Could a Rewards Program Save Chipotle?
Chipotle has seen better days with busy dining areas and long lines wrapping around the building, but it is becoming less so lately. The burrito giant has been under fire for multiple E. coli outbreaks, which severely sickened customers.
Mashable reported Chipotle’s fourth-quarter revenue in 2015 was down 30 percent compared to the same period a year earlier. This is particularly bad news for the company, which was considered a growing success.
The once-invincible brand has now fallen on harder times, with sales plummeting and the lives of employees being affected. According to Business Insider, paper manufacturer Huhtamaki laid off around 30 employees just after the holidays. Huhtamaki produces the paper bowls used by Chipotle, which were accumulating, while the demand declined.
The downturn has forced the company to take somewhat drastic measures. The food chain is scrambling to repair the damage done. It will be shuttering its doors for a short period of time on Feb. 8 to address the health issues.
“We are hosting a national team meeting to thank our employees for their hard work through this difficult time, discuss some of the food safety changes we are implementing, and answer questions from employees,” Chipotle spokesperson Chris Arnold said in the Mashable article.
The company is launching a marketing effort in mid-February to encourage customers to return to its restaurants, Business Insider reported.
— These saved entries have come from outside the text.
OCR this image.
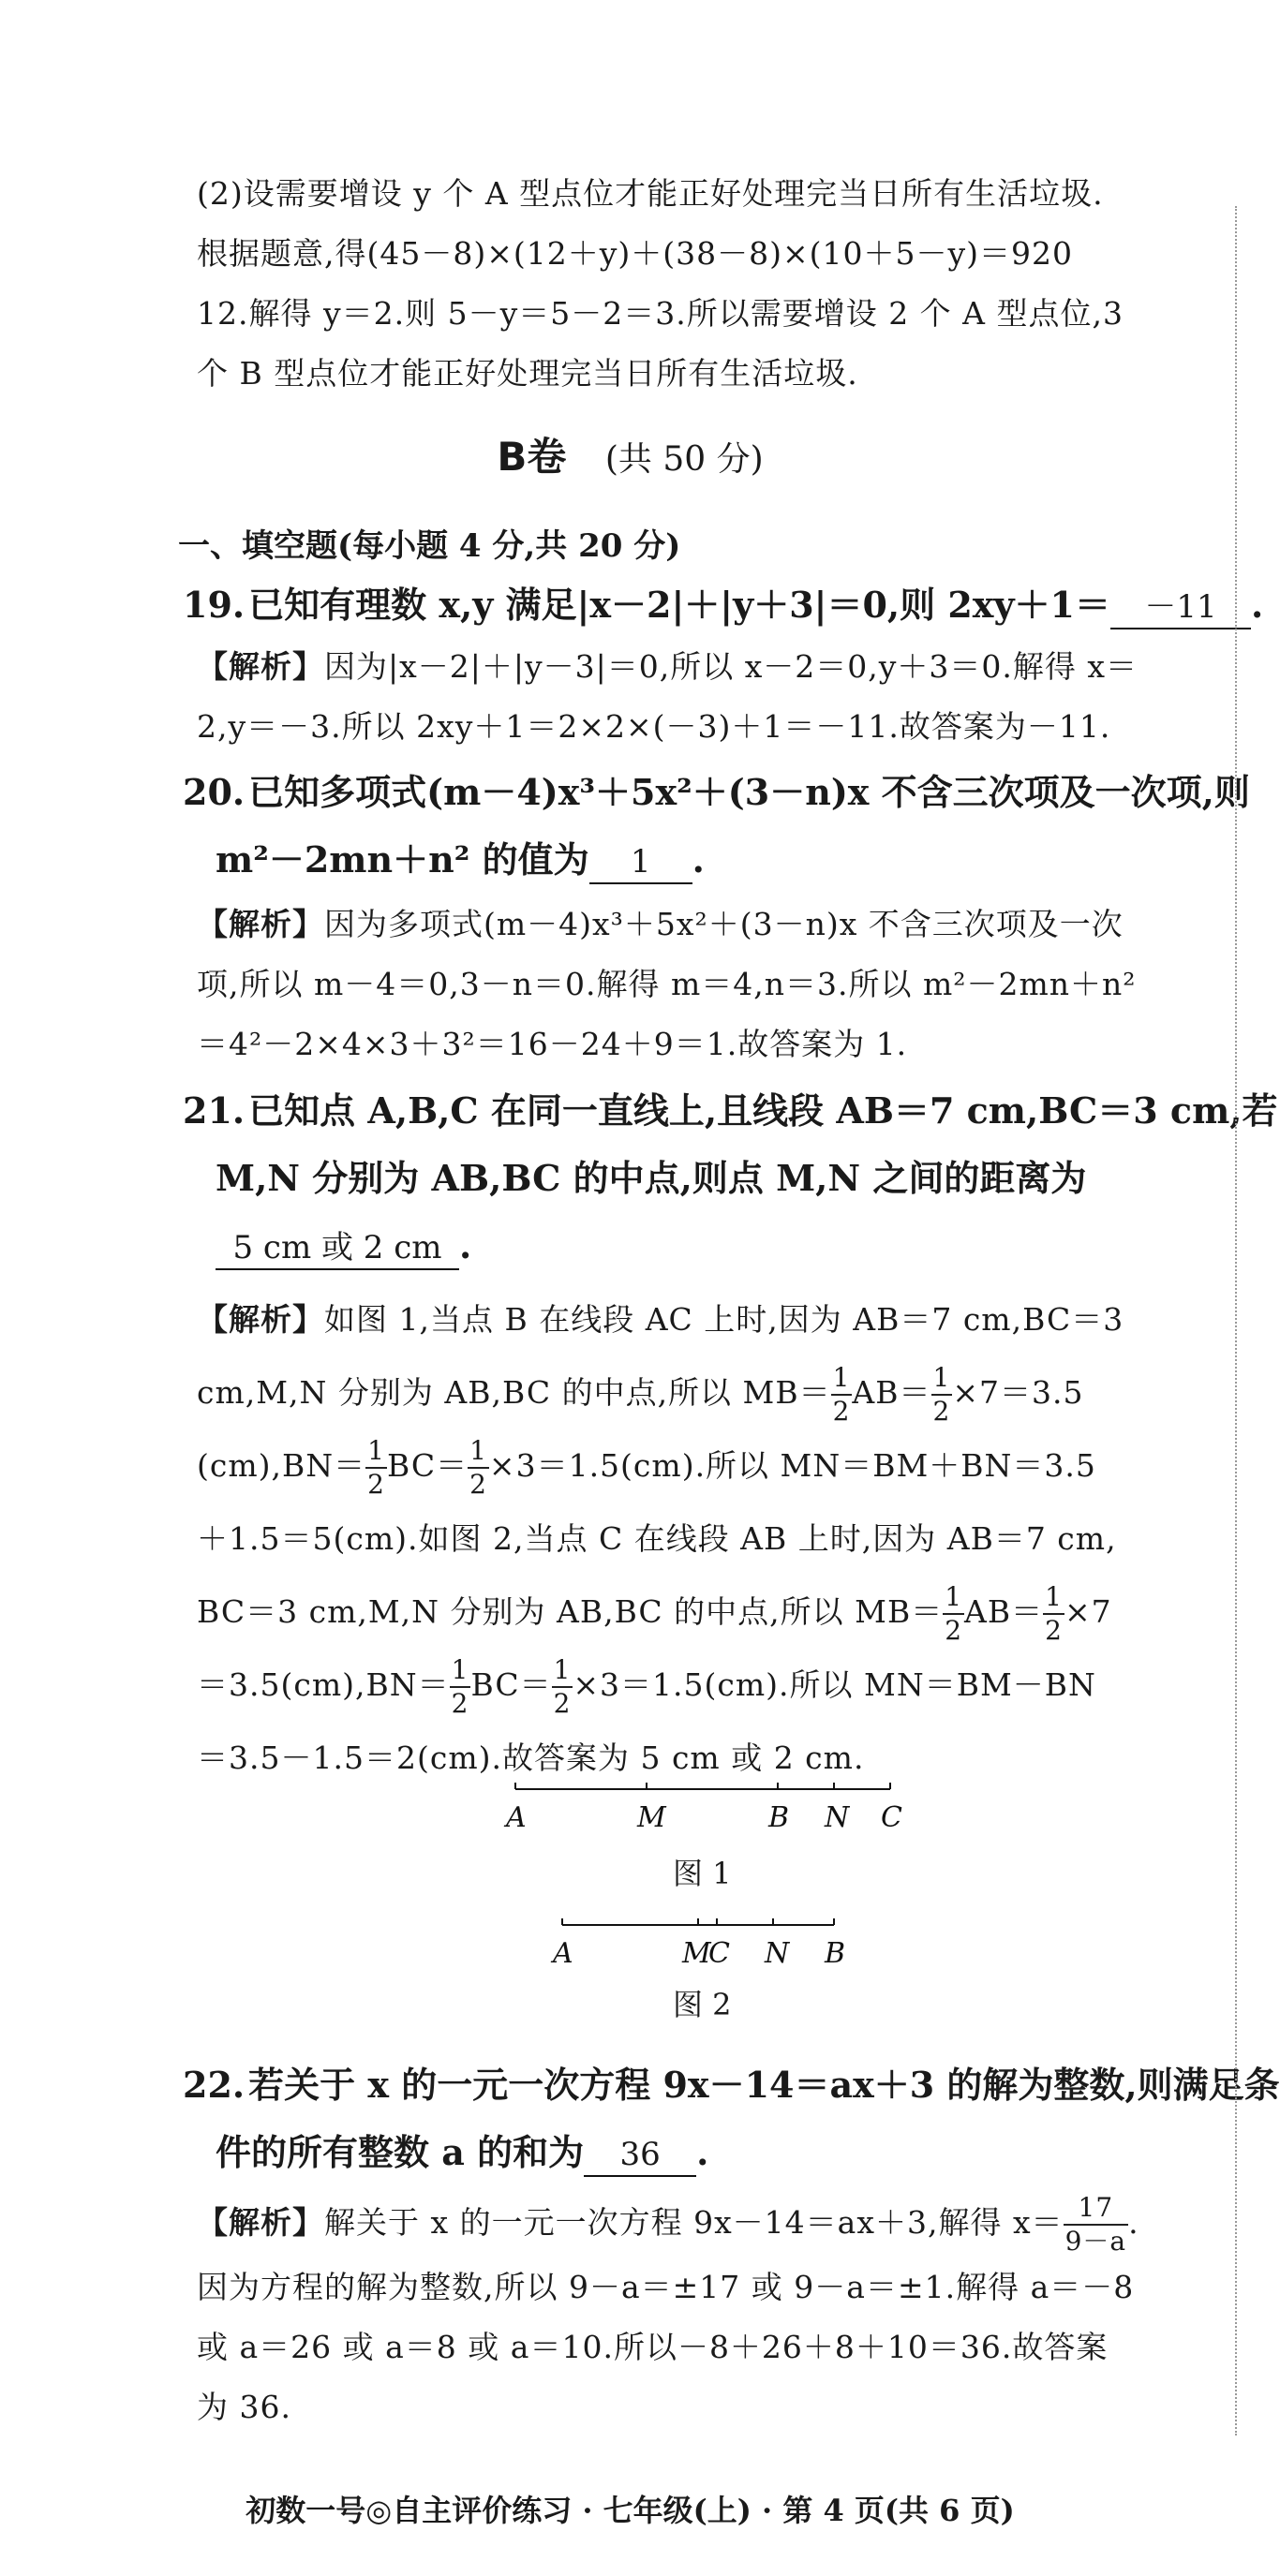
(2)设需要增设 y 个 A 型点位才能正好处理完当日所有生活垃圾.
根据题意,得(45－8)×(12＋y)＋(38－8)×(10＋5－y)＝920
12.解得 y＝2.则 5－y＝5－2＝3.所以需要增设 2 个 A 型点位,3
个 B 型点位才能正好处理完当日所有生活垃圾.
B卷 (共 50 分)
一、填空题(每小题 4 分,共 20 分)
19. 已知有理数 x,y 满足|x－2|＋|y＋3|＝0,则 2xy＋1＝ －11 .
【解析】因为|x－2|＋|y－3|＝0,所以 x－2＝0,y＋3＝0.解得 x＝
2,y＝－3.所以 2xy＋1＝2×2×(－3)＋1＝－11.故答案为－11.
20. 已知多项式(m－4)x³＋5x²＋(3－n)x 不含三次项及一次项,则
m²－2mn＋n² 的值为 1 .
【解析】因为多项式(m－4)x³＋5x²＋(3－n)x 不含三次项及一次
项,所以 m－4＝0,3－n＝0.解得 m＝4,n＝3.所以 m²－2mn＋n²
＝4²－2×4×3＋3²＝16－24＋9＝1.故答案为 1.
21. 已知点 A,B,C 在同一直线上,且线段 AB＝7 cm,BC＝3 cm,若
M,N 分别为 AB,BC 的中点,则点 M,N 之间的距离为
5 cm 或 2 cm .
【解析】如图 1,当点 B 在线段 AC 上时,因为 AB＝7 cm,BC＝3
cm,M,N 分别为 AB,BC 的中点,所以 $MB= \frac{1}{2} AB= \frac{1}{2} \times 7=3.5$
$(cm),BN= \frac{1}{2} BC= \frac{1}{2} \times 3=1.5(cm)$.所以 MN＝BM＋BN＝3.5
＋1.5＝5(cm).如图 2,当点 C 在线段 AB 上时,因为 AB＝7 cm,
BC＝3 cm,M,N 分别为 AB,BC 的中点,所以 $MB= \frac{1}{2} AB= \frac{1}{2} \times 7$
$=3.5(cm),BN= \frac{1}{2} BC= \frac{1}{2} \times 3=1.5(cm)$.所以 MN＝BM－BN
＝3.5－1.5＝2(cm).故答案为 5 cm 或 2 cm.
A	M	B N C
图 1
A	M
C N B
图 2
22. 若关于 x 的一元一次方程 9x－14＝ax＋3 的解为整数,则满足条
件的所有整数 a 的和为 36 .
【解析】解关于 x 的一元一次方程 9x－14＝ax＋3,解得 $x= \frac{17}{9-a}$ .
因为方程的解为整数,所以 9－a＝±17 或 9－a＝±1.解得 a＝－8
或 a＝26 或 a＝8 或 a＝10.所以－8＋26＋8＋10＝36.故答案
为 36.
初数一号◎自主评价练习 · 七年级(上) · 第 4 页(共 6 页)
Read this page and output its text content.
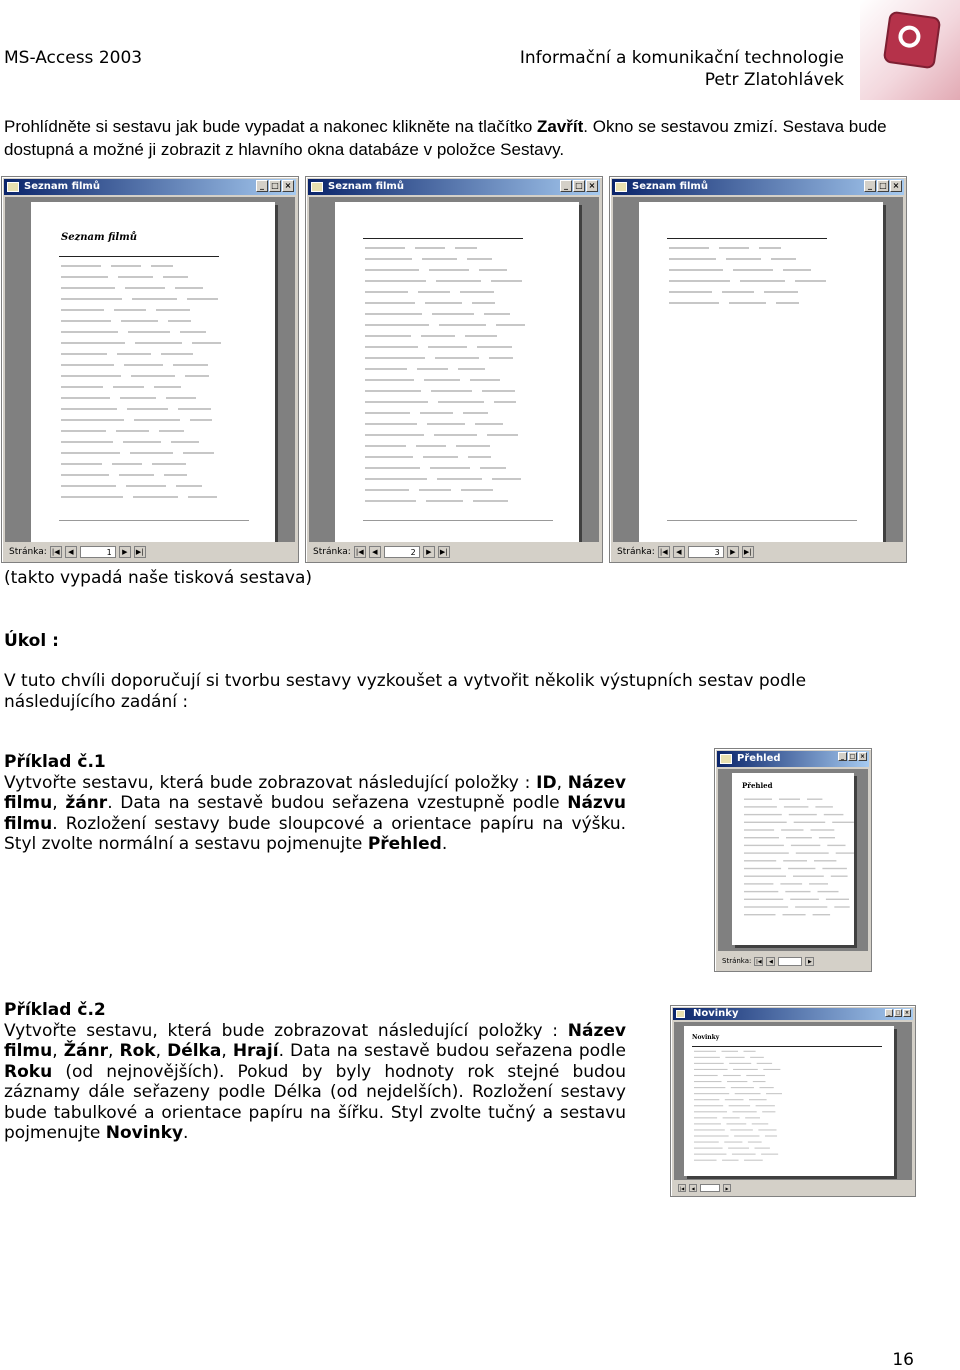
MS-Access 2003	Informační a komunikační technologie
Petr Zlatohlávek
Prohlídněte si sestavu jak bude vypadat a nakonec klikněte na tlačítko Zavřít. Okno se sestavou zmizí. Sestava bude dostupná a možné ji zobrazit z hlavního okna databáze v položce Sestavy.
Seznam filmů	_ □ ×
Seznam filmů
Stránka: |◀	◀	1	▶	▶|
Seznam filmů	_ □ ×
Stránka: |◀	◀	2	▶	▶|
Seznam filmů	_ □ ×
Stránka: |◀	◀	3	▶	▶|
(takto vypadá naše tisková sestava)
Úkol :
V tuto chvíli doporučují si tvorbu sestavy vyzkoušet a vytvořit několik výstupních sestav podle následujícího zadání :
Příklad č.1
Vytvořte sestavu, která bude zobrazovat následující položky : ID, Název filmu, žánr. Data na sestavě budou seřazena vzestupně podle Názvu filmu. Rozložení sestavy bude sloupcové a orientace papíru na výšku. Styl zvolte normální a sestavu pojmenujte Přehled.
Přehled	_ □ ×
Přehled
Stránka: |◀	◀	▶
Příklad č.2
Vytvořte sestavu, která bude zobrazovat následující položky : Název filmu, Žánr, Rok, Délka, Hrají. Data na sestavě budou seřazena podle Roku (od nejnovějších). Pokud by byly hodnoty rok stejné budou záznamy dále seřazeny podle Délka (od nejdelších). Rozložení sestavy bude tabulkové a orientace papíru na šířku. Styl zvolte tučný a sestavu pojmenujte Novinky.
Novinky	_	□ ×
Novinky
|◀	◀	▶
16
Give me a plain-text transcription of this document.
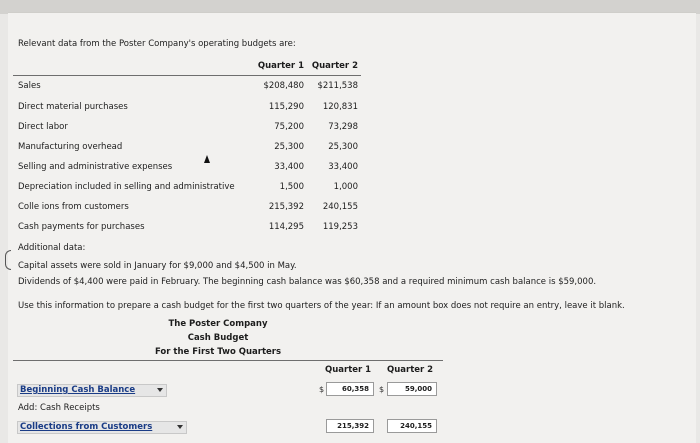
Relevant data from the Poster Company's operating budgets are:
Quarter 1 Quarter 2
Sales	$208,480	$211,538
Direct material purchases	115,290	120,831
Direct labor	75,200	73,298
Manufacturing overhead	25,300	25,300
Selling and administrative expenses	33,400	33,400
Depreciation included in selling and administrative	1,500	1,000
Colle ions from customers	215,392	240,155
Cash payments for purchases	114,295	119,253
Additional data:
Capital assets were sold in January for $9,000 and $4,500 in May.
Dividends of $4,400 were paid in February. The beginning cash balance was $60,358 and a required minimum cash balance is $59,000.
Use this information to prepare a cash budget for the first two quarters of the year: If an amount box does not require an entry, leave it blank.
The Poster Company
Cash Budget
For the First Two Quarters
Quarter 1 Quarter 2
Beginning Cash Balance	$	60,358	$	59,000
Add: Cash Receipts
Collections from Customers	215,392	240,155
“We are making an unprecedented effort to reach out to our most loyal customers with a detailed story about what happened,” Chipotle Chief Marketing Officer Mark Crumpacker said in the BI article.
Though Chipotle has a dedicated, enthusiastic following, the marketing effort may not be enough to ensure people return, especially with a tarnished record. A comprehensive customer loyalty program may be the saving grace the company needs, in addition to the mobilized internal reform.
The Huffington Post reported that Chipotle does have a loyalty program, albeit a borderline-secret one.
The program, called the Farm Team, is a customer rewards program with “an educational focus on factory farming and other aspects of the food industry.” The rewards are pretty standard for Farm Team members, with the opportunity to win free food, t-shirts and potentially even catering orders worth up to $200. The caveat of being a rewards member? Joining the program requires an invitation code, which isn’t an easy find.
It has been alleged a code can be obtained if you convince a local Chipotle manager to help you out. Someone bought an invitation code for $45 in 2013, HuffPo reported.
Customers spending disposable income on Chipotle products shouldn’t have to search high and low for a loyalty program, it should be seamless and easy to understand with exciting rewards.
Implementing a program similar to that of Panera Bread’s, which offers customers complimentary bakery goods, exclusive previews of new items, tastings and recipe books, among other perks, would greatly benefit Chipotle’s struggling sales. Though Panera’s program is a great model, Chipotle wouldn’t have to do a lot of heavy lifting to create rewards, considering there is already a program. Changing the Farm Team from mysterious to accessible has the potential to excite customers (more than they already are) to continuously return.
Once the detailed story of what happened and all has been absolved, a loyalty program may convince forgiving customers to continue to return. Reward the customers that have maintained unwavering support through the bad and ask for forgiveness with a robust program, while ultimately enhancing customer experience.